The schedules are colour coded. Red designates a critical task that must be undertaken for the owner to remain legally compliant; amber indicates that the task is ‘function critical’ and, therefore, vital to the core activities of the business; and green is for more discretionary work that could be adopted to support an organisation’s aspirational goals, such as meeting corporate social responsibility reporting.
This allows the FM team to prioritise tasks in line with any budgetary constraints and plan appropriate resources. It also reduces the risk of over or under-maintaining equipment.
The 105 new schedules cover all aspects of catering equipment maintenance with clear guidelines on levels of work to be carried out, intervals between servicing and operative time required. They encompass everything from coffee machines to cold rooms and storage, from fryers to griddle pans, and ovens, hobs and ranges. They also take account of services like ductwork and grease extract cleaning filter cleaning and replacement, and water treatment.
“Catering managers have always been aware of the need for maintenance, but have often struggled to understand what level of work they should expect from service providers,” said Mr Warren. “These agreed standards provide a vital backstop of knowledge that will allow them to measure the quality of the service they receive and, equally importantly, make the business case for planned, long-term strategies that can extend the lifetime of their equipment and reduce running costs.
“The lack of a common set of standards has meant that some companies simply avoided maintenance completely as they couldn’t measure what they were getting for their money. The SFG20 schedules change all of that and we are now seeing them quoted in FM providers’ tender documents.”
The fact that BIM data can be directly imported into SFG20 schedules is another significant business benefit for catering managers, according to CESA, and it is making this option freely available to its members.
“BIM has a key role to play in creating good operating conditions in buildings,” said Mr Warren. “It is important that there are no cost barriers to its uptake within the catering sector. This initiative compliments the CESA BIM resource and further develops CESA’s commitment to taking a lead on the development of digital solutions for the sector.”
Since April 2016 the government has required all public-sector work to be subject to the Level 2 BIM method of working, which demands that building information is developed in a collaborative 3D environment. SFG20 has been adapted so that ongoing maintenance costs can be based on the standard from the point that initial design drawings are constructed, rather than later in the process or after project handover. This greatly improves the long-term performance of a building.
SFG20 is also regularly integrated with different software solutions.

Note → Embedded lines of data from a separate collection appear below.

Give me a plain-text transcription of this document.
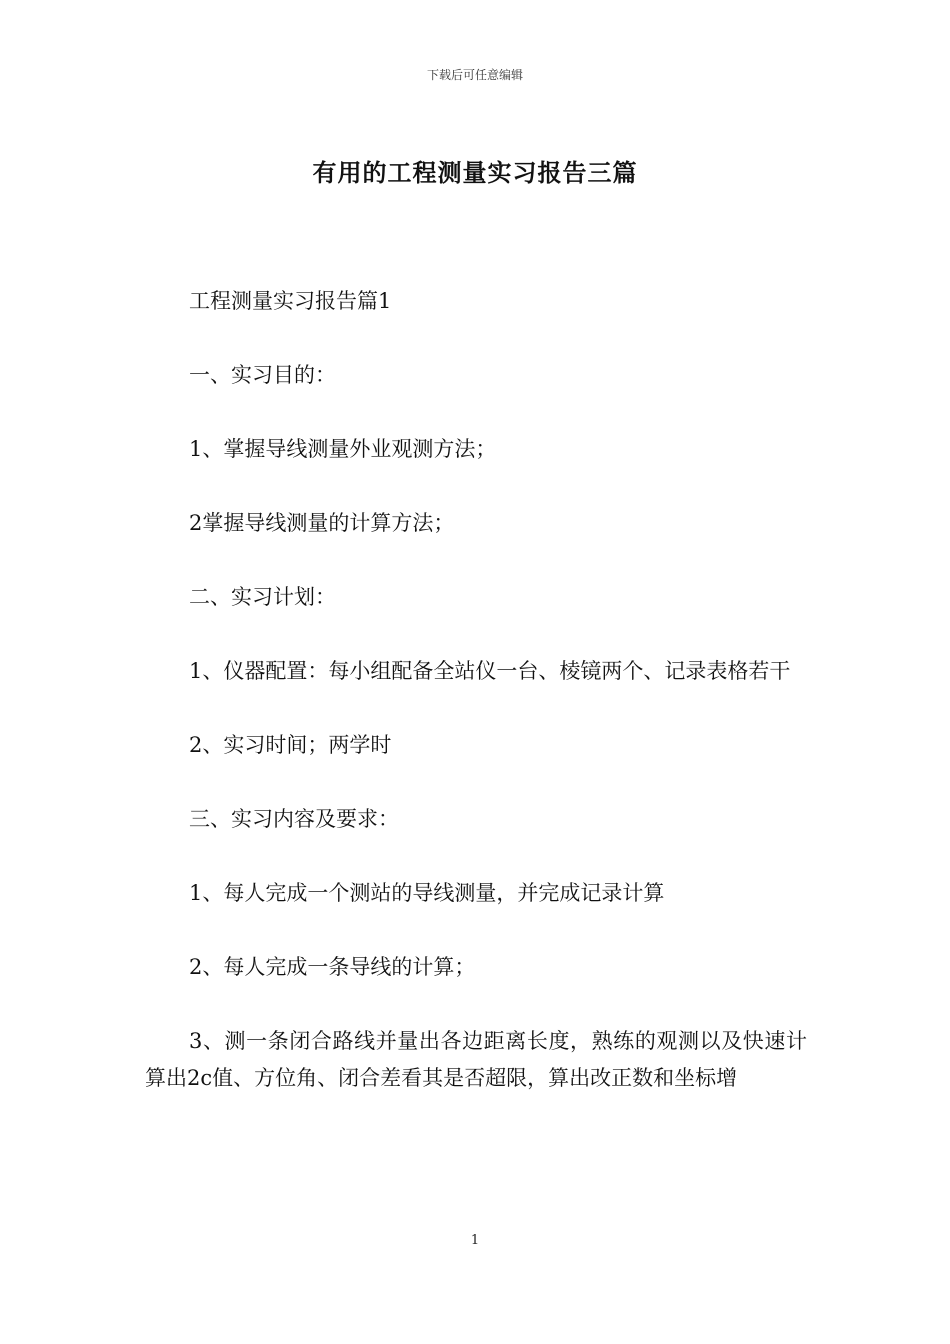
下载后可任意编辑
有用的工程测量实习报告三篇

工程测量实习报告篇1

一、实习目的：

1、掌握导线测量外业观测方法；

2掌握导线测量的计算方法；

二、实习计划：

1、仪器配置：每小组配备全站仪一台、棱镜两个、记录表格若干

2、实习时间；两学时

三、实习内容及要求：

1、每人完成一个测站的导线测量，并完成记录计算

2、每人完成一条导线的计算；

3、测一条闭合路线并量出各边距离长度，熟练的观测以及快速计算出2c值、方位角、闭合差看其是否超限，算出改正数和坐标增

1
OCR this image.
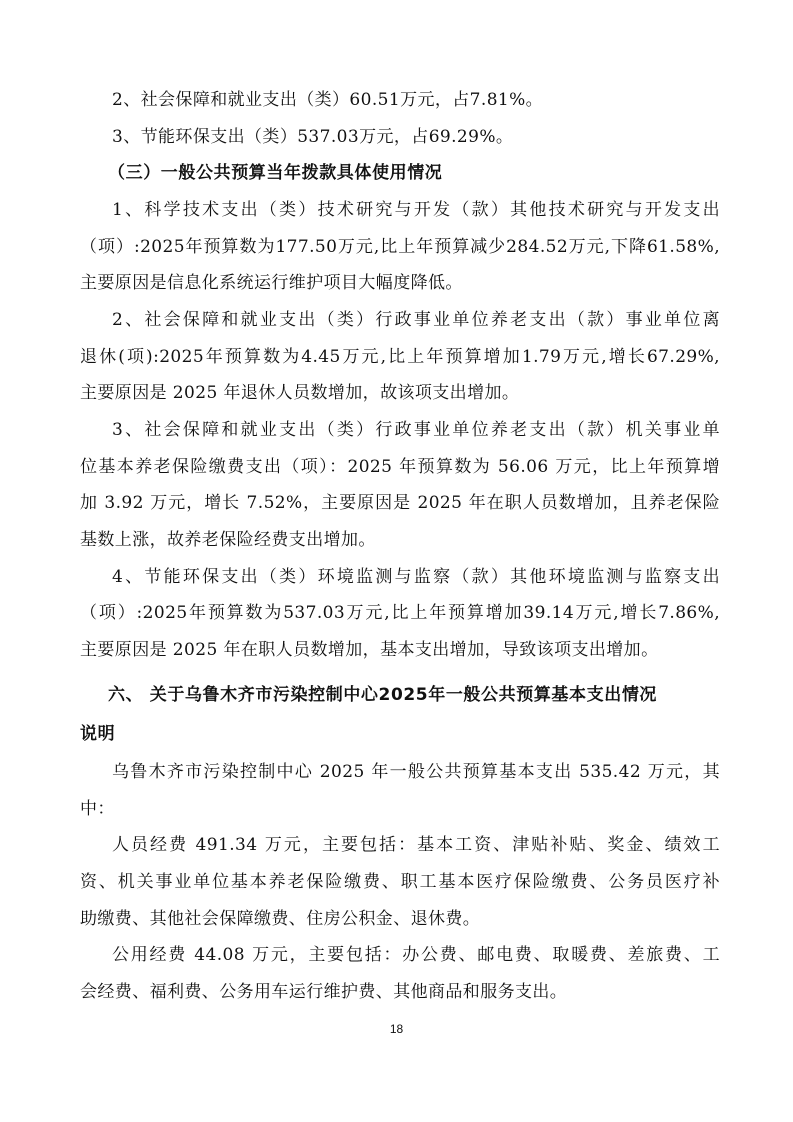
2、社会保障和就业支出（类）60.51万元，占7.81%。
3、节能环保支出（类）537.03万元，占69.29%。
（三）一般公共预算当年拨款具体使用情况
1、科学技术支出（类）技术研究与开发（款）其他技术研究与开发支出
（项）:2025年预算数为177.50万元,比上年预算减少284.52万元,下降61.58%,
主要原因是信息化系统运行维护项目大幅度降低。
2、社会保障和就业支出（类）行政事业单位养老支出（款）事业单位离
退休(项):2025年预算数为4.45万元,比上年预算增加1.79万元,增长67.29%,
主要原因是 2025 年退休人员数增加，故该项支出增加。
3、社会保障和就业支出（类）行政事业单位养老支出（款）机关事业单
位基本养老保险缴费支出（项）：2025 年预算数为 56.06 万元，比上年预算增
加 3.92 万元，增长 7.52%，主要原因是 2025 年在职人员数增加，且养老保险
基数上涨，故养老保险经费支出增加。
4、节能环保支出（类）环境监测与监察（款）其他环境监测与监察支出
（项）:2025年预算数为537.03万元,比上年预算增加39.14万元,增长7.86%,
主要原因是 2025 年在职人员数增加，基本支出增加，导致该项支出增加。
六、 关于乌鲁木齐市污染控制中心2025年一般公共预算基本支出情况
说明
乌鲁木齐市污染控制中心 2025 年一般公共预算基本支出 535.42 万元，其
中：
人员经费 491.34 万元，主要包括：基本工资、津贴补贴、奖金、绩效工
资、机关事业单位基本养老保险缴费、职工基本医疗保险缴费、公务员医疗补
助缴费、其他社会保障缴费、住房公积金、退休费。
公用经费 44.08 万元，主要包括：办公费、邮电费、取暖费、差旅费、工
会经费、福利费、公务用车运行维护费、其他商品和服务支出。
18
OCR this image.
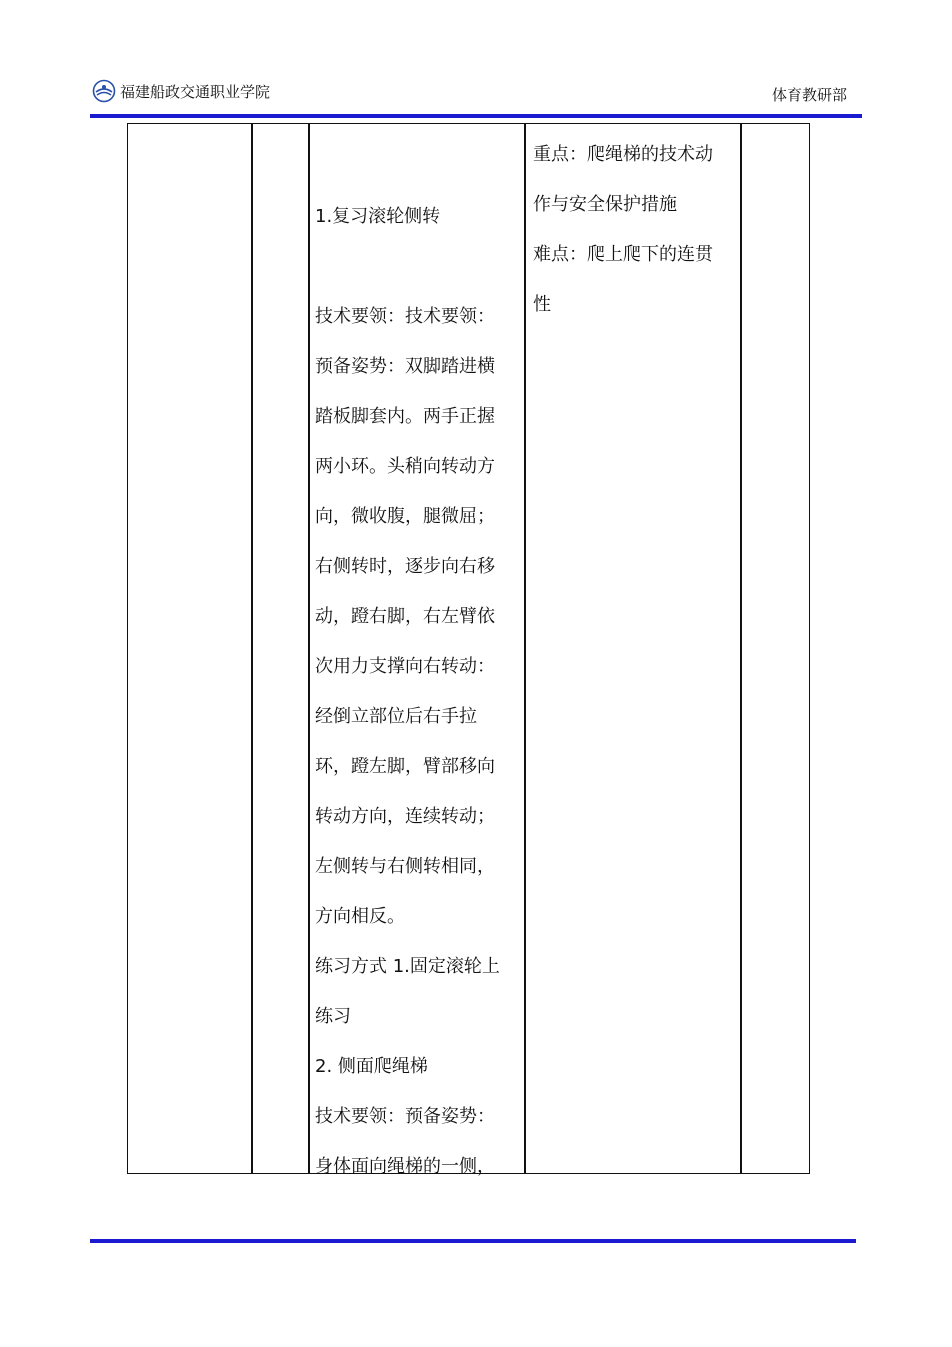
福建船政交通职业学院	体育教研部
1.复习滚轮侧转
技术要领：技术要领：
预备姿势：双脚踏进横
踏板脚套内。两手正握
两小环。头稍向转动方
向，微收腹，腿微屈；
右侧转时，逐步向右移
动，蹬右脚，右左臂依
次用力支撑向右转动：
经倒立部位后右手拉
环，蹬左脚，臂部移向
转动方向，连续转动；
左侧转与右侧转相同，
方向相反。
练习方式 1.固定滚轮上
练习
2. 侧面爬绳梯
技术要领：预备姿势：
身体面向绳梯的一侧，
重点：爬绳梯的技术动
作与安全保护措施
难点：爬上爬下的连贯
性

This can be done on an individual basis with subscribers taking raw data that is then loaded into their own software. However, a simpler solution is to use an SFG20 ‘Approved Provider’ who can automatically load SFG20 into a user’s preferred software solution such as a Computer Aided Facilities Management (CAFM) system, which many building managers already use.

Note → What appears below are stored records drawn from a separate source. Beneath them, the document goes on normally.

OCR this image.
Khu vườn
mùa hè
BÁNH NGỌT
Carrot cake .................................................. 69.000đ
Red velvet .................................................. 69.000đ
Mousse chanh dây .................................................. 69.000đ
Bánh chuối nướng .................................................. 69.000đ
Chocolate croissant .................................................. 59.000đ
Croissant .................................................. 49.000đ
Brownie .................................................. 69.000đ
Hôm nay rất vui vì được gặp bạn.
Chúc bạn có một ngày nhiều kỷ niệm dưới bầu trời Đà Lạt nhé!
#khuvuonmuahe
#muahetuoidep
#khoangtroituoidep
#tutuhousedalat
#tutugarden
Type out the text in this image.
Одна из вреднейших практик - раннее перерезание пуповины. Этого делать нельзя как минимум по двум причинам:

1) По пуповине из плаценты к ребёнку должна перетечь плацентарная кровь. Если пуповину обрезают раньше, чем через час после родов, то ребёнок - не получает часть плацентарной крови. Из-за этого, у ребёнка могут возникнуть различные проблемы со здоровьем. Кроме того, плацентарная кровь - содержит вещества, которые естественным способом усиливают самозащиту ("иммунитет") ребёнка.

BESA and CESA will meet regularly to monitor uptake of the standards and will carry out a joint annual review to ensure the schedules remain technically current and continue to meet legislative requirements.
“The common platform created by SFG20 is proving hugely valuable to a growing range of building equipment operators,” said Mr Terry. “It is a natural progression for us to extend our reach into the catering sector and we look forward to continuing our collaboration with CESA to enhance and improve the schedules specifically developed for catering managers.”